Bailey also offered some thoughts on his years in office. He talked about former Supervisors Wes Sweedler and David Young, two men that he said had mentored him as he joined the board.

“‘Fair is where you take a pig to earn a ribbon.’ That scolding and warning was shared often by Wes Sweedler, one of the most fair human beings I’ve ever met,” he said.

Bailey said David Young often reminded him that the chairman always has the last word.

“He would tell me that in the years that I served as chair, especially when he thought I needed to say something that I wasn’t going to say.”

Bailey said he took some time last week to look at some of the old supervisors’ minute books and turned to the December 1918 board meeting.

“One-hundred two years ago, Hamilton County along with the rest of the country, had just suffered through the 1918 flu epidemic and World War I which had ended the month before,” Bailey said.

He was looking for a nugget of inspiration or a bit of hope from those days that might translate as encouragement for the current conditions of the world.

Back in 1918, the Board of Supervisors met once a month over the course of several days. Bailey said on that December agenda were issues that county officials still deal with.

“The first day was spent all on drainage,” he said. “The late 1800s through the early 1920s was the glory days of the massive agricultural drainage system we have in this county.”

The second day, the meeting opened with a drainage request. There was a resolution to reimburse the Webster City Chamber of Commerce for handling the county food administration in the amount of $50 per month.

“Also on at the meeting, refund bonds were authorized for the purpose of redeeming outstanding warrants in the county road and bridge funds, with a $4 premium per $1,000 for bonds rimmomg 5 years and bearing a 5 percent interest rate,” Bailey noted.

The 1918 board also paid the county’s claims, including $25.80 for shoes for the county home, $24.45 for gravel for the county road between Webster City and Duncombe, and a lumber company was issued $3.40 for bridge repair.

In those minutes, the supervisor said he found nothing about the Spanish Flu or the end of World War I. “There was no nugget of inspiration or one-liner on hope for the future,” he said. “But what I discovered was what I already knew. While the dollars are greater and some of the tasks are different, local government continues to provide the mundane, day-to-day, paperwork, physical labor, process and systems by which our residents go about living their lives.”

Bailey said it was in the continuity and stability through the decades that he found hope for the future.

“Local government provides the ground-level framework for our residents to secure their unalienable rights of life, liberty and the pursuit of happiness,” he said.

Regardless of the leadership displayed at the state and federal levels, Bailey said local government carries on.

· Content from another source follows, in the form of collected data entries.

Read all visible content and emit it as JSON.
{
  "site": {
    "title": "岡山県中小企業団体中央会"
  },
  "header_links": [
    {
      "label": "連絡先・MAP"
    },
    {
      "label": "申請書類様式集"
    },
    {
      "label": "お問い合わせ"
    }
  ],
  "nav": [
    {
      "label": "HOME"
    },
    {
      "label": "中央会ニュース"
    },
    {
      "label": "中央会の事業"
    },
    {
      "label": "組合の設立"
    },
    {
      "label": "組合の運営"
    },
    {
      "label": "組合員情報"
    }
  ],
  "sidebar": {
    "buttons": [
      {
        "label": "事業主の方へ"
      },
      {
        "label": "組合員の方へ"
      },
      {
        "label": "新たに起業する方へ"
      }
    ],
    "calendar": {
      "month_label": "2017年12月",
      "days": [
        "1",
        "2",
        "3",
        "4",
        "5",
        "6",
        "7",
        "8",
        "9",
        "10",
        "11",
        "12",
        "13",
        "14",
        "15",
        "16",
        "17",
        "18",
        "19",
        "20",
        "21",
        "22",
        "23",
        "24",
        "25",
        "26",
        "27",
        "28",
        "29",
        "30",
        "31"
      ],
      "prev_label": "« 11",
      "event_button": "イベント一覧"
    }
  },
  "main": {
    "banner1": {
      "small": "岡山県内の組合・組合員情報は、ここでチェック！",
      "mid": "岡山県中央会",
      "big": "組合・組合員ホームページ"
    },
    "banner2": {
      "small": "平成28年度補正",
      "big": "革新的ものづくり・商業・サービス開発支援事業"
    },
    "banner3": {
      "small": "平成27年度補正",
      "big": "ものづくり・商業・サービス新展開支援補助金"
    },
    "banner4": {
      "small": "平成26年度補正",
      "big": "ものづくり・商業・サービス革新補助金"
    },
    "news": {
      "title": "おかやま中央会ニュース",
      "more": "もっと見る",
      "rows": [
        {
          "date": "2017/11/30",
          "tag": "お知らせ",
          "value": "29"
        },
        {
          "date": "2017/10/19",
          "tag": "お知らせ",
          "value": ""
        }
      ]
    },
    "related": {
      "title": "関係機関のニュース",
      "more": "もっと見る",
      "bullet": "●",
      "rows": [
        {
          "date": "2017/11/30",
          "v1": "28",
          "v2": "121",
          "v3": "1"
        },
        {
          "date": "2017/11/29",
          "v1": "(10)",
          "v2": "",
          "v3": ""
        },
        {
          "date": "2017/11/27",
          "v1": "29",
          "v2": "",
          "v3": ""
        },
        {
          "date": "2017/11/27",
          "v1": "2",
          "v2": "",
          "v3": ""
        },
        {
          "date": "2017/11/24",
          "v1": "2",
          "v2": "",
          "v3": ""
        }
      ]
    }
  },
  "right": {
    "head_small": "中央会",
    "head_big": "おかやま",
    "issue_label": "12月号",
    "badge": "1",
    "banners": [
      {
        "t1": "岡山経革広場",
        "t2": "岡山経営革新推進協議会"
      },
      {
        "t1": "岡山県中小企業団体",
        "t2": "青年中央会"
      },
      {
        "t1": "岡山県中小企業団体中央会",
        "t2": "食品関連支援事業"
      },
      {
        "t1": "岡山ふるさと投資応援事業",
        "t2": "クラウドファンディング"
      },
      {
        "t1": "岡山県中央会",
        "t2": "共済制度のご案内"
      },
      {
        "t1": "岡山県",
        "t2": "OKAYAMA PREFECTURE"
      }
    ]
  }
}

He pointed to the various office holders in attendance at the meeting, ticking off the many ways the elected officials would help county residents.

“Shelby (Kroona) is going to make sure that every resident in the county who wants a COVID-19 vaccine is going to get one. Ryan (Weidemann, county engineer) is going to make sure the snow gets plowed off the roads. Doug (Timmons, sheriff) is going to make sure travelers on those roads are safe and secure,” he said.

He also thanked his two fellow supervisors, Dan Campidilli and Rick Young.

“I’m going to miss their day-to-day banter, humor and counsel more than I’m sure I realize right now,” he said.

Bailey said that Jerry Kloberdanz of Webster City, who was elected to fill his seat, will “fit in perfectly.”

“It has been my honor and pleasure to serve on the board and to work with some very dedicated public servants who are spread throughout our county government who have made me proud each and every day,” Bailey said.

He closed by thanking the residents of Hamilton County for giving him the opportunity to serve.